Noise is much more evident than it is in something like the Samsung Galaxy S5, but this isn’t necessarily down to using a slightly older sensor– the Huawei Ascend P7 uses the newer IMX214 and doesn’t try to to eradicate all noise.

Xiaomi Mi3 7
The Mi3 doesn't ramp up brightess enough in darker parts of an image to shoot in low light

Take the ambient light level down and we start to see once again how little optimisation has really done in the Xiaomi Mi3’s camera engine compared with the Android competition. The exposure level doesn’t naturally bump up brightness/exposure levels to compensate for night-time or dusk conditions, so your photos will look very dark (though in some ways this is desirable). At night time you might as well not bother if your subject isn’t close enough to make use of the dual-LED flash.

There's also a decent 2-megapixel front-facing camera that, rather terrifyingly, guesses your age and gender as part of its face detection processing. It's sorta fun, in a this-is-clearly-all-going-to-end-in-tears way.

Xiaomi Mi3: Battery Life

Despite being pretty thin, the Xiaomi Mi3 still packs in a pretty decent 3,050mAh battery. For a bit of context, that’s 250mAh more than the Galaxy S5 and a massive 450mAh more than the HTC One M8.

While battery stamina in our rolling 720p MP4 video test wasn’t quite as good as the Sony Xperia Z2, the Xiaomi Mi3 still managed a thoroughly respectable 11 hours of playback.
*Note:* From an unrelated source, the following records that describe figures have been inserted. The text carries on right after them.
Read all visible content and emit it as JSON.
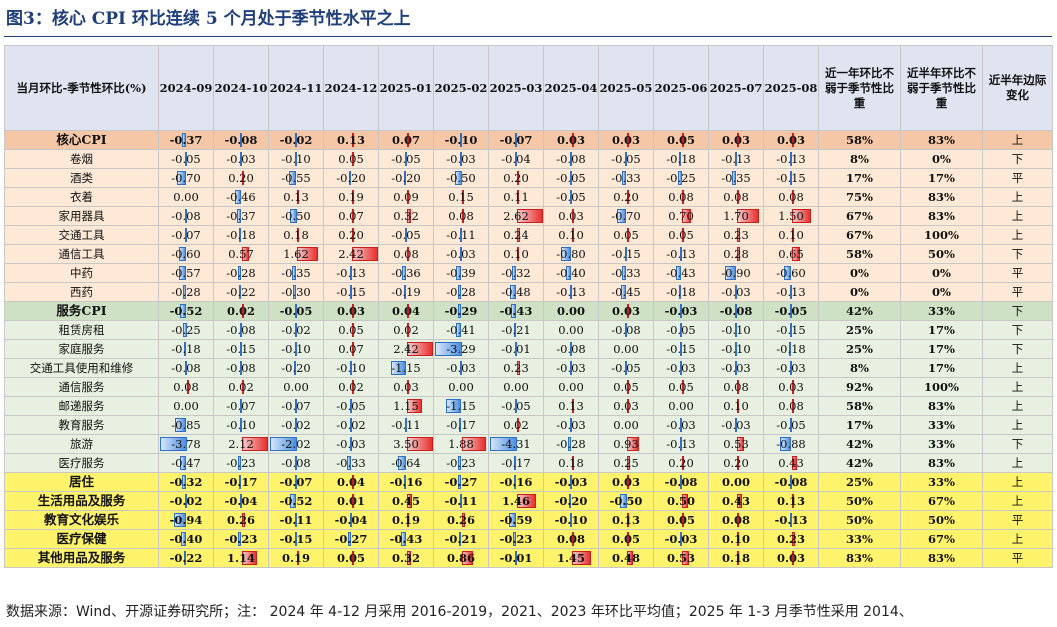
{
  "title": "图3：核心 CPI 环比连续 5 个月处于季节性水平之上",
  "header": {
    "label": "当月环比-季节性环比(%)",
    "months": [
      "2024-09",
      "2024-10",
      "2024-11",
      "2024-12",
      "2025-01",
      "2025-02",
      "2025-03",
      "2025-04",
      "2025-05",
      "2025-06",
      "2025-07",
      "2025-08"
    ],
    "col_year": "近一年环比不弱于季节性比重",
    "col_half": "近半年环比不弱于季节性比重",
    "col_trend": "近半年边际变化"
  },
  "colors": {
    "header_bg": "#dfe4f0",
    "core_bg": "#f6c7a6",
    "core_sub_bg": "#fde9d6",
    "service_bg": "#cfe1c5",
    "service_sub_bg": "#e8f1e1",
    "yellow_bg": "#fff36b",
    "neg_bar": "#4d8fe0",
    "pos_bar": "#e8302f",
    "title_color": "#1f3e7a"
  },
  "rows": [
    {
      "name": "核心CPI",
      "group": "core",
      "bold": true,
      "values": [
        "-0.37",
        "-0.08",
        "-0.02",
        "0.13",
        "0.07",
        "-0.10",
        "-0.07",
        "0.03",
        "0.03",
        "0.05",
        "0.03",
        "0.03"
      ],
      "year": "58%",
      "half": "83%",
      "trend": "上"
    },
    {
      "name": "卷烟",
      "group": "core_sub",
      "bold": false,
      "values": [
        "-0.05",
        "-0.03",
        "-0.10",
        "0.05",
        "-0.05",
        "-0.03",
        "-0.04",
        "-0.08",
        "-0.05",
        "-0.18",
        "-0.13",
        "-0.13"
      ],
      "year": "8%",
      "half": "0%",
      "trend": "下"
    },
    {
      "name": "酒类",
      "group": "core_sub",
      "bold": false,
      "values": [
        "-0.70",
        "0.20",
        "-0.55",
        "-0.20",
        "-0.20",
        "-0.50",
        "0.20",
        "-0.05",
        "-0.33",
        "-0.25",
        "-0.35",
        "-0.15"
      ],
      "year": "17%",
      "half": "17%",
      "trend": "平"
    },
    {
      "name": "衣着",
      "group": "core_sub",
      "bold": false,
      "values": [
        "0.00",
        "-0.46",
        "0.13",
        "0.19",
        "0.09",
        "0.15",
        "0.11",
        "-0.05",
        "0.20",
        "0.08",
        "0.08",
        "0.08"
      ],
      "year": "75%",
      "half": "83%",
      "trend": "上"
    },
    {
      "name": "家用器具",
      "group": "core_sub",
      "bold": false,
      "values": [
        "-0.08",
        "-0.37",
        "-0.50",
        "0.07",
        "0.32",
        "0.08",
        "2.62",
        "0.03",
        "-0.70",
        "0.70",
        "1.70",
        "1.50"
      ],
      "year": "67%",
      "half": "83%",
      "trend": "上"
    },
    {
      "name": "交通工具",
      "group": "core_sub",
      "bold": false,
      "values": [
        "-0.07",
        "-0.18",
        "0.18",
        "0.20",
        "-0.05",
        "-0.11",
        "0.24",
        "0.10",
        "0.05",
        "0.05",
        "0.23",
        "0.10"
      ],
      "year": "67%",
      "half": "100%",
      "trend": "上"
    },
    {
      "name": "通信工具",
      "group": "core_sub",
      "bold": false,
      "values": [
        "-0.60",
        "0.57",
        "1.62",
        "2.42",
        "0.08",
        "-0.03",
        "0.10",
        "-0.80",
        "-0.15",
        "-0.13",
        "0.28",
        "0.65"
      ],
      "year": "58%",
      "half": "50%",
      "trend": "下"
    },
    {
      "name": "中药",
      "group": "core_sub",
      "bold": false,
      "values": [
        "-0.57",
        "-0.28",
        "-0.35",
        "-0.13",
        "-0.36",
        "-0.39",
        "-0.32",
        "-0.40",
        "-0.33",
        "-0.43",
        "-0.90",
        "-0.60"
      ],
      "year": "0%",
      "half": "0%",
      "trend": "平"
    },
    {
      "name": "西药",
      "group": "core_sub",
      "bold": false,
      "values": [
        "-0.28",
        "-0.22",
        "-0.30",
        "-0.15",
        "-0.19",
        "-0.28",
        "-0.48",
        "-0.13",
        "-0.45",
        "-0.18",
        "-0.03",
        "-0.13"
      ],
      "year": "0%",
      "half": "0%",
      "trend": "平"
    },
    {
      "name": "服务CPI",
      "group": "service",
      "bold": true,
      "values": [
        "-0.52",
        "0.02",
        "-0.05",
        "0.03",
        "0.04",
        "-0.29",
        "-0.43",
        "0.00",
        "0.03",
        "-0.03",
        "-0.08",
        "-0.05"
      ],
      "year": "42%",
      "half": "33%",
      "trend": "下"
    },
    {
      "name": "租赁房租",
      "group": "service_sub",
      "bold": false,
      "values": [
        "-0.25",
        "-0.08",
        "-0.02",
        "0.05",
        "0.02",
        "-0.41",
        "-0.21",
        "0.00",
        "-0.08",
        "-0.05",
        "-0.10",
        "-0.15"
      ],
      "year": "25%",
      "half": "17%",
      "trend": "下"
    },
    {
      "name": "家庭服务",
      "group": "service_sub",
      "bold": false,
      "values": [
        "-0.18",
        "-0.15",
        "-0.10",
        "0.07",
        "2.42",
        "-3.29",
        "-0.01",
        "-0.08",
        "0.00",
        "-0.15",
        "-0.10",
        "-0.18"
      ],
      "year": "25%",
      "half": "17%",
      "trend": "下"
    },
    {
      "name": "交通工具使用和维修",
      "group": "service_sub",
      "bold": false,
      "values": [
        "-0.08",
        "-0.08",
        "-0.20",
        "-0.10",
        "-1.15",
        "-0.03",
        "0.23",
        "-0.03",
        "-0.05",
        "-0.03",
        "-0.03",
        "-0.03"
      ],
      "year": "8%",
      "half": "17%",
      "trend": "上"
    },
    {
      "name": "通信服务",
      "group": "service_sub",
      "bold": false,
      "values": [
        "0.08",
        "0.02",
        "0.00",
        "0.02",
        "0.03",
        "0.00",
        "0.00",
        "0.00",
        "0.05",
        "0.05",
        "0.08",
        "0.03"
      ],
      "year": "92%",
      "half": "100%",
      "trend": "上"
    },
    {
      "name": "邮递服务",
      "group": "service_sub",
      "bold": false,
      "values": [
        "0.00",
        "-0.07",
        "-0.07",
        "-0.05",
        "1.15",
        "-1.15",
        "-0.05",
        "0.13",
        "0.03",
        "0.00",
        "0.10",
        "0.08"
      ],
      "year": "58%",
      "half": "83%",
      "trend": "上"
    },
    {
      "name": "教育服务",
      "group": "service_sub",
      "bold": false,
      "values": [
        "-0.85",
        "-0.10",
        "-0.02",
        "-0.02",
        "-0.11",
        "-0.17",
        "0.02",
        "-0.03",
        "0.00",
        "-0.03",
        "-0.03",
        "-0.05"
      ],
      "year": "17%",
      "half": "33%",
      "trend": "上"
    },
    {
      "name": "旅游",
      "group": "service_sub",
      "bold": false,
      "values": [
        "-3.78",
        "2.12",
        "-2.02",
        "-0.03",
        "3.50",
        "1.88",
        "-4.31",
        "-0.28",
        "0.93",
        "-0.13",
        "0.53",
        "-0.88"
      ],
      "year": "42%",
      "half": "33%",
      "trend": "下"
    },
    {
      "name": "医疗服务",
      "group": "service_sub",
      "bold": false,
      "values": [
        "-0.47",
        "-0.23",
        "-0.08",
        "-0.33",
        "-0.64",
        "-0.23",
        "-0.17",
        "0.18",
        "0.25",
        "0.20",
        "0.20",
        "0.43"
      ],
      "year": "42%",
      "half": "83%",
      "trend": "上"
    },
    {
      "name": "居住",
      "group": "yellow",
      "bold": true,
      "values": [
        "-0.32",
        "-0.17",
        "-0.07",
        "0.04",
        "-0.16",
        "-0.27",
        "-0.16",
        "-0.03",
        "0.03",
        "-0.08",
        "0.00",
        "-0.08"
      ],
      "year": "25%",
      "half": "33%",
      "trend": "上"
    },
    {
      "name": "生活用品及服务",
      "group": "yellow",
      "bold": true,
      "values": [
        "-0.02",
        "-0.04",
        "-0.52",
        "0.01",
        "0.45",
        "-0.11",
        "1.46",
        "-0.20",
        "-0.50",
        "0.50",
        "0.43",
        "0.13"
      ],
      "year": "50%",
      "half": "67%",
      "trend": "上"
    },
    {
      "name": "教育文化娱乐",
      "group": "yellow",
      "bold": true,
      "values": [
        "-0.94",
        "0.26",
        "-0.11",
        "-0.04",
        "0.19",
        "0.26",
        "-0.59",
        "-0.10",
        "0.13",
        "0.05",
        "0.08",
        "-0.13"
      ],
      "year": "50%",
      "half": "50%",
      "trend": "平"
    },
    {
      "name": "医疗保健",
      "group": "yellow",
      "bold": true,
      "values": [
        "-0.40",
        "-0.23",
        "-0.15",
        "-0.27",
        "-0.43",
        "-0.21",
        "-0.23",
        "0.08",
        "0.05",
        "-0.03",
        "0.10",
        "0.23"
      ],
      "year": "33%",
      "half": "67%",
      "trend": "上"
    },
    {
      "name": "其他用品及服务",
      "group": "yellow",
      "bold": true,
      "values": [
        "-0.22",
        "1.14",
        "0.19",
        "0.05",
        "0.32",
        "0.86",
        "-0.01",
        "1.45",
        "0.48",
        "0.53",
        "0.18",
        "0.03"
      ],
      "year": "83%",
      "half": "83%",
      "trend": "平"
    }
  ],
  "footnote": "数据来源：Wind、开源证券研究所；注：  2024 年 4-12 月采用 2016-2019，2021、2023 年环比平均值；2025 年 1-3 月季节性采用 2014、"
}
It's up there with the best 5-inchers.

The phone also has much of the same core power optimisation as the latest Android phones, as energy efficiency of the Snapdragon 800 processor is the same as it is in the latest Snapdragon 801 CPU.

Using the normal ‘balanced’ power mode, we were easily able to get a solid day and a half’s use out of the Xiaomi Mi3. Until we get to the next generation of mobile power/efficiency, we’ll be happy with this sort of result. Light users should be able to eke out a full two days' use.

Battery graph

There are also two other power modes – high performance and battery saving. With no particular drawbacks to the balanced mode, and seemingly no CPU throttling, we don’t think there’s much reason to use high performance.

Even the battery saving mode doesn’t seem all that drastic, though. There’s nothing at the level of the extreme battery-saving modes of phones like the Sony Xperia Z2. But we’re still pretty happy with the battery performance on offer here.


Xiaomi Mi3: Call and Sound Quality

The Xiaomi Mi3 has a mono speaker that fires out of the bottom of the phone. It’s not a particularly good speaker, lacking the extra power and – in some cases – stereo effect you get with phones like the HTC One M8, Sony Xperia Z2 and LG G3.

Top volume isn't particularly ambitious, which at least means the sound doesn’t distort horribly, but the tone is quite thin. It’s not abrasive, so at least we wouldn’t actively avoid using it. But it’s not particularly great either.

We had no isses with call quality in the Xiaomi Mi3 – once again it's a middle-tier performer here. There are no obvious missing bits, though, with a secondary mic used for active noise cancellation.


Should I buy the Xiaomi Mi3?

The Xiaomi Mi3 is a great-looking, well-made phone with great hardware that isn’t always made the most of by the software, at least if you're westerner importing it. This is a phone designed for a Chinese audience, and just about every part of its interface is designed for that crowd. We are strangers to it.

While we love the magnesium body, and think the Xiaomi Mi3 offers very good display quality for £200, there's just a bit too much work required to make the phone easy to use in the UK. By all means wait for Xiaomi to come to the UK, but you may have quite the wait on your hands.

Given the amount of tweaking you have to do here, most will be better off with a Nexus 5 or an LG G2, both of which are excellent and offer the 4G connectivity you miss out on here. Want to try out a Chinese phone? The OnePlus One is a better bet, if you can find a way to get hold of one. The Xiaomi Mi3 may not quite earn our full recommendation, but it's an encouraging sign for the future of Xiaomi as a potential major phone brand.

Verdict

The Xiaomi Mi3 is a bright sign of things to come from plucky Chinese phone-makers. However, there’s a bit too much work needed to make an imported Mi3 easy to use in the UK for our tastes.